Cependant, au lieu d'approfondir les émotions du personnage, Cronenberg met l'accent sur des intrigues quasi-espionnes, se plaçant soudainement sur un tout autre terrain. Le film développe pleinement une intrigue autour de concurrents qui piratent le système, d'avatars numériques espions et de sabotage industriel. Même les proches de la défunte épouse sont impliqués moins dans des conflits émotionnels que dans une lutte pour le contrôle de la technologie.

Bien sûr, lorsque dans la case « réalisateur du film » figure un titan comme Cronenberg, on doit s'attendre à un sous-texte social. Et le metteur en scène répond volontiers à ces attentes. Par exemple, comme beaucoup de ses collègues (expérimentés ou non), il dissèque avec plaisir la réalité numérique d'aujourd'hui, où même la mort devient une marchandise dans une application. Mais Cronenberg, dont l'âge suppose déjà une ironie bien établie dans son œuvre, va encore plus loin : il transforme le business funéraire en un champ de bataille cybernétique, où le principal danger ne vient pas des angoisses existentielles, mais des concurrents corporatifs.
Stylistiquement, le film rappelle moins les drames classiques sur la perte que les thrillers de techno-paranoïa, dans l'esprit de « The Social Network » de Fincher ou de « Vidéodrome » de Cronenberg lui-même. Une esthétique froide, presque clinique, des dialogues minimalistes et l'accent mis sur les mécanismes de surveillance créent une sensation d'enfer de production. Mais cela est souvent présenté de manière si inanimée qu'il est assez difficile de rester devant l'écran pour ceux qui n'ont vu aucun film de la catégorie « David Cronenberg présente ».

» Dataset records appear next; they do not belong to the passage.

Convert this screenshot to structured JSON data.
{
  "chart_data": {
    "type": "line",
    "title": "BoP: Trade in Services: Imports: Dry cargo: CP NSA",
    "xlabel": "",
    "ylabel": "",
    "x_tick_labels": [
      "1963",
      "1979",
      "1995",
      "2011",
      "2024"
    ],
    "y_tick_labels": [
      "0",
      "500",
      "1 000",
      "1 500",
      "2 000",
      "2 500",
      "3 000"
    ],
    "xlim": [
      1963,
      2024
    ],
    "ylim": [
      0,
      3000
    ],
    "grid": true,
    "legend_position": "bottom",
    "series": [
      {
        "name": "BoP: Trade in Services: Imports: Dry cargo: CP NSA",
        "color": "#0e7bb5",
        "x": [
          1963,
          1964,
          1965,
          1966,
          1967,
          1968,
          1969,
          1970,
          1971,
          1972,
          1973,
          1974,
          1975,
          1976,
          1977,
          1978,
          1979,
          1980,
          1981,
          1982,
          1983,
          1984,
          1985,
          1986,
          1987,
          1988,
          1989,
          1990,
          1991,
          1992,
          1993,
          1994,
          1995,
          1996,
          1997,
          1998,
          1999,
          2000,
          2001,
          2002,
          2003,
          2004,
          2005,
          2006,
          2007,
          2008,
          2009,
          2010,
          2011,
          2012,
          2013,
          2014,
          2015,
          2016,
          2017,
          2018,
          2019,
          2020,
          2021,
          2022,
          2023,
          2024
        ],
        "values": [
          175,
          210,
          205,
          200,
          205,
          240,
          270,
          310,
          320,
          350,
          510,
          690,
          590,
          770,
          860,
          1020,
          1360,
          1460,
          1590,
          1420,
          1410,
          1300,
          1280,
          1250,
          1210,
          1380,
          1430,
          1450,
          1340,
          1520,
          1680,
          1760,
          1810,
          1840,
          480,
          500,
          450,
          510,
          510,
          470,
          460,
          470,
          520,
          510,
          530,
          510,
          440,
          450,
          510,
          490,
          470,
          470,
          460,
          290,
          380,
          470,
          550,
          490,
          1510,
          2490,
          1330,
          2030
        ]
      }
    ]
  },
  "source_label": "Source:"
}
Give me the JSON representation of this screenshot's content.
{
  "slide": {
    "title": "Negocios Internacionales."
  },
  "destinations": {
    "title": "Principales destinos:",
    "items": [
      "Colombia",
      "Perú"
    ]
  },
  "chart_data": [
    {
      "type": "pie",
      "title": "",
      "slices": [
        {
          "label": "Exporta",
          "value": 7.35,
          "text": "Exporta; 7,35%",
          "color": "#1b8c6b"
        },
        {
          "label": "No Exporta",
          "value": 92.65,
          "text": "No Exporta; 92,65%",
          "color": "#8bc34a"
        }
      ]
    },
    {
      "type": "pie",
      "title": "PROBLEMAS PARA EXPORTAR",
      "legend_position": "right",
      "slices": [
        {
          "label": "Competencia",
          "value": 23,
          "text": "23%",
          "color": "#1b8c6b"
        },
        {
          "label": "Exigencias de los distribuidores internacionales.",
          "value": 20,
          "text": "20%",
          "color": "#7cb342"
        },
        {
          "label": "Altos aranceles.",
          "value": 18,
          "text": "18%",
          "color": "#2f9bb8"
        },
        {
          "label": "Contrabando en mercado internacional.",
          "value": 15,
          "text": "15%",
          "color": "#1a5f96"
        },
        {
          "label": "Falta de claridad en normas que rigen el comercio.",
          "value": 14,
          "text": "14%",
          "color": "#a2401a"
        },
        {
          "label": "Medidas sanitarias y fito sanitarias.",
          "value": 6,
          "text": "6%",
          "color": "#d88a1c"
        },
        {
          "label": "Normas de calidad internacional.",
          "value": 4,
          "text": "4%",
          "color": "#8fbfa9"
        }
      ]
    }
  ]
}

Bien que, peut-être, c'était l'idée. Un film sur des funérailles tristes et des intrigues quasi-palatiales ne peut guère avancer à la vitesse d'une locomotive et tirer des feux d'artifice en chemin. Cependant, Cronenberg a depuis longtemps le droit de filmer comme il le souhaite. En tout cas, « Le Linceul » est avant tout quelque chose d'exotique, plutôt que quelque chose d'ordinaire.

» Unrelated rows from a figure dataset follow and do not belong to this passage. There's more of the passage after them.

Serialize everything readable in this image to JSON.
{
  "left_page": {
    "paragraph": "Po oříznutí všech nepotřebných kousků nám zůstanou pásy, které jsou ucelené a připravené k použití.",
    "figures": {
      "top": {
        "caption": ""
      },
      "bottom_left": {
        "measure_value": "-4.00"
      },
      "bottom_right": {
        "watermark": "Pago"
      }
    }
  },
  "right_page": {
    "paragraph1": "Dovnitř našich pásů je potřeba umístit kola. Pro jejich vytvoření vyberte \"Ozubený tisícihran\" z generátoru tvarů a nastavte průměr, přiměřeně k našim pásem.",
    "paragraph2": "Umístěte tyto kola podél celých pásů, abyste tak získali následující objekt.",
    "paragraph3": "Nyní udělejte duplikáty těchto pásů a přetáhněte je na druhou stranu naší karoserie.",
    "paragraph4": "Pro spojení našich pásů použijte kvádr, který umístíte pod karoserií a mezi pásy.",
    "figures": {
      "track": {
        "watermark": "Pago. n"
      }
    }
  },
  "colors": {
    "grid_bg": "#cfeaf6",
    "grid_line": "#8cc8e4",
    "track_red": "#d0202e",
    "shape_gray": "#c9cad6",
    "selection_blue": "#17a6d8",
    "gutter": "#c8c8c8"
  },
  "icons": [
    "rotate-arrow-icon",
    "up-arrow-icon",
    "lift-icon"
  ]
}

En ce qui concerne les acteurs du film, Vincent Cassel s'intègre facilement dans le concept imaginé par le réalisateur. Son Karsh n'est pas simplement un veuf en deuil, mais un propriétaire obsédé, à qui même la mort ne peut enlever ce qui lui appartient. Il refuse de laisser partir sa femme, s'accrochant à ses restes avec une détermination maniaque de collectionneur qui ne veut pas se séparer de la pièce la plus précieuse. Cette « monopolisation funéraire » prend la forme d'une entreprise où chaque réunion d'affaires, chaque mise à niveau technologique n'est qu'un écran cachant l'incapacité à accepter la perte. Dans ce récit légèrement étrange, Cronenberg montre comment le capitalisme moderne transforme même les expériences les plus intimes en un champ de bataille pour le contrôle et la possession.
« Le Linceul » n'est pas simplement un film sur la perte. C'est une exploration de la façon dont le mécanisme de consommation a atteint le dernier tabou : la mort. Dans ce film, il n'y a pas de réponses simples, comme il n'y en a pas dans les meilleures œuvres du maître. Il n'y a que des questions inquiétantes, posées avec la virtuosité propre à Cronenberg. Cela confirme une fois de plus que, même à un âge vénérable, le réalisateur n'a pas perdu le don de dénoncer subtilement (il semble qu'une retraite bien méritée ne le menace pas encore). Et son avertissement principal résonne de manière terriblement actuelle : le vrai danger ne vient pas des morts, mais parfois de nous-mêmes.